Puzzle building is a lost art, pushed aside by electronic gaming and dvd watching. Should you as a parent or teacher make any attempt to resurrect this lost art? Experts in the field of early learning tell us that young learners will benefit significantly from opening that puzzle box and putting the pieces together.
According to the article “Puzzles and Games for Preschoolers” by Alvin Poussaint, M.D. and Susan Linn, Ed.D., puzzles serve various educational functions in the development of young learners. Standing head and shoulders above the other advantages of playing with puzzles, is the fact that puzzle-building helps kids develop problem solving skills. And who doesn’t want a child who can think for herself and figure out solutions to every day problems?

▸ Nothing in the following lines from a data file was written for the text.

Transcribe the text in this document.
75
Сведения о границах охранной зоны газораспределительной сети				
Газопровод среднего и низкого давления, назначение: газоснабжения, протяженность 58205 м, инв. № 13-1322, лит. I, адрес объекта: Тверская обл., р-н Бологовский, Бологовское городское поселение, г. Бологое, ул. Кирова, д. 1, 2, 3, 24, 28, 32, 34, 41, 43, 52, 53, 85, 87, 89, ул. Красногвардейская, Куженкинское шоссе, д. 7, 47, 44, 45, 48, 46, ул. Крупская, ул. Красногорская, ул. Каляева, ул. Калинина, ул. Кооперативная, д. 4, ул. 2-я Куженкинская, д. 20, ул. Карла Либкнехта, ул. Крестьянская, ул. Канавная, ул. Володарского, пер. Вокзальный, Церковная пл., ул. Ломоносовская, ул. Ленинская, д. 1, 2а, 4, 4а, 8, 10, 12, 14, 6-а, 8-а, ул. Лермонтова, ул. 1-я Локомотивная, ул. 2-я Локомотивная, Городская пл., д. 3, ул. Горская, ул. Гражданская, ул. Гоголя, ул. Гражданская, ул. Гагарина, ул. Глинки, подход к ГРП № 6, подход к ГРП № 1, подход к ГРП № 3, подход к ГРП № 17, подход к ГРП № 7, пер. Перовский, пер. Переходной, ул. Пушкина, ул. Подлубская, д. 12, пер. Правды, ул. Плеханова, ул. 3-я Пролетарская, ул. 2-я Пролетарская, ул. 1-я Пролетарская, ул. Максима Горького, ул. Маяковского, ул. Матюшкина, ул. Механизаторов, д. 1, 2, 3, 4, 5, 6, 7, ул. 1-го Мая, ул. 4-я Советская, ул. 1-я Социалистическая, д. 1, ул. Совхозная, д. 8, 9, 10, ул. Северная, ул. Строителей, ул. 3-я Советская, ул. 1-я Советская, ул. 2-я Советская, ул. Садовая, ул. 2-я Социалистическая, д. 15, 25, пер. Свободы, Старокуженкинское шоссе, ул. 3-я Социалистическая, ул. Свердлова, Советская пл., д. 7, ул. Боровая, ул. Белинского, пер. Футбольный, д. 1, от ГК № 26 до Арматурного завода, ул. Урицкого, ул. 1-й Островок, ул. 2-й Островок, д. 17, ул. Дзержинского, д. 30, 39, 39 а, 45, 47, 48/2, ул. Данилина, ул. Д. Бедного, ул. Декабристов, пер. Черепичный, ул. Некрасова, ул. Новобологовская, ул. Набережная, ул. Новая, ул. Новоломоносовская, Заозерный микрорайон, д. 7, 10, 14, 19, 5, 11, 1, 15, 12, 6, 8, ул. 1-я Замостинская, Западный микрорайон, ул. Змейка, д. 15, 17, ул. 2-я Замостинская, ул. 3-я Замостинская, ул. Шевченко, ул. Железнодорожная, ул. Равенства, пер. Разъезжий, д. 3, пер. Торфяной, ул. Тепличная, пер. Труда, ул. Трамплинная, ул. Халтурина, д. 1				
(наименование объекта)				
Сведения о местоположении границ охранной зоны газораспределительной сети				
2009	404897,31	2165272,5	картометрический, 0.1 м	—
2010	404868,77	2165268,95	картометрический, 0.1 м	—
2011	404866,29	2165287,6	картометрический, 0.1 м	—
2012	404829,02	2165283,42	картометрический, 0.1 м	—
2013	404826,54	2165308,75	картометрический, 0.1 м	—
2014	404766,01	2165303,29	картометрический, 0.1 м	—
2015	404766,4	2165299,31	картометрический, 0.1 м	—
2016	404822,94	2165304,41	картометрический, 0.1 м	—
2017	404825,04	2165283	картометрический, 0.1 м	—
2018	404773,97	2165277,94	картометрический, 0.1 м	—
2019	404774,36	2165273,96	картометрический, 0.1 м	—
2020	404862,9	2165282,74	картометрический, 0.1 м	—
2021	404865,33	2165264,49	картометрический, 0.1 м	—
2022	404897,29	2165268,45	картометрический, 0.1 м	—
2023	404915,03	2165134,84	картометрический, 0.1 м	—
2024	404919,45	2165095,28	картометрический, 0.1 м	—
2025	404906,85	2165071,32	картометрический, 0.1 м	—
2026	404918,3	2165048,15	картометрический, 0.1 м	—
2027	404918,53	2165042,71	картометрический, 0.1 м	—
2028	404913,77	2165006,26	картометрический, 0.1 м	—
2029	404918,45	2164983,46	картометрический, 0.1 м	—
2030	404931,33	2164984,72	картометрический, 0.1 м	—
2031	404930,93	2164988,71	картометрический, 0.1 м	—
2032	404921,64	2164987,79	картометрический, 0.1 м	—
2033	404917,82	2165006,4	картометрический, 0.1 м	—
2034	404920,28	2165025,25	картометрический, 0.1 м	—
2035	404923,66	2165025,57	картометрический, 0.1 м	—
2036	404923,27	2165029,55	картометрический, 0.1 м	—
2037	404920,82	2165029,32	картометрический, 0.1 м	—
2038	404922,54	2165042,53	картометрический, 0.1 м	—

Problem solving is a skill that goes well beyond the realms of mathematics and science. Without the ability to problem solve, relationships become dysfunctional and workplaces become a source of deadly stress. According to psychologist Dr. Jeffrey Bernstein in his article “Two Essential Skills for an Emotionally Healthy Life“, the ability to problem solve is critical for effective management our lives. Why then would anyone withhold opportunities for their children or students to develop this vital skill?
Poussaint and Linn suggest that trying to fit the puzzle pieces together helps children “learn the value of flexible thinking and persistence”. Moving and placing the pieces develops fine motor skills. Puzzle building also stimulates deductive reasoning and inference. The process of assembling a puzzle helps children understand that big things can usually be broken down into smaller parts. This realization is a critical element in successful problem solving.
Is it time for our children to put aside the gaming console for a little while and pick up an old fashioned box of puzzle pieces? To help young learners face life with well developed life skills, you cannot afford to procrastinate. Unpack that old jigsaw puzzle today.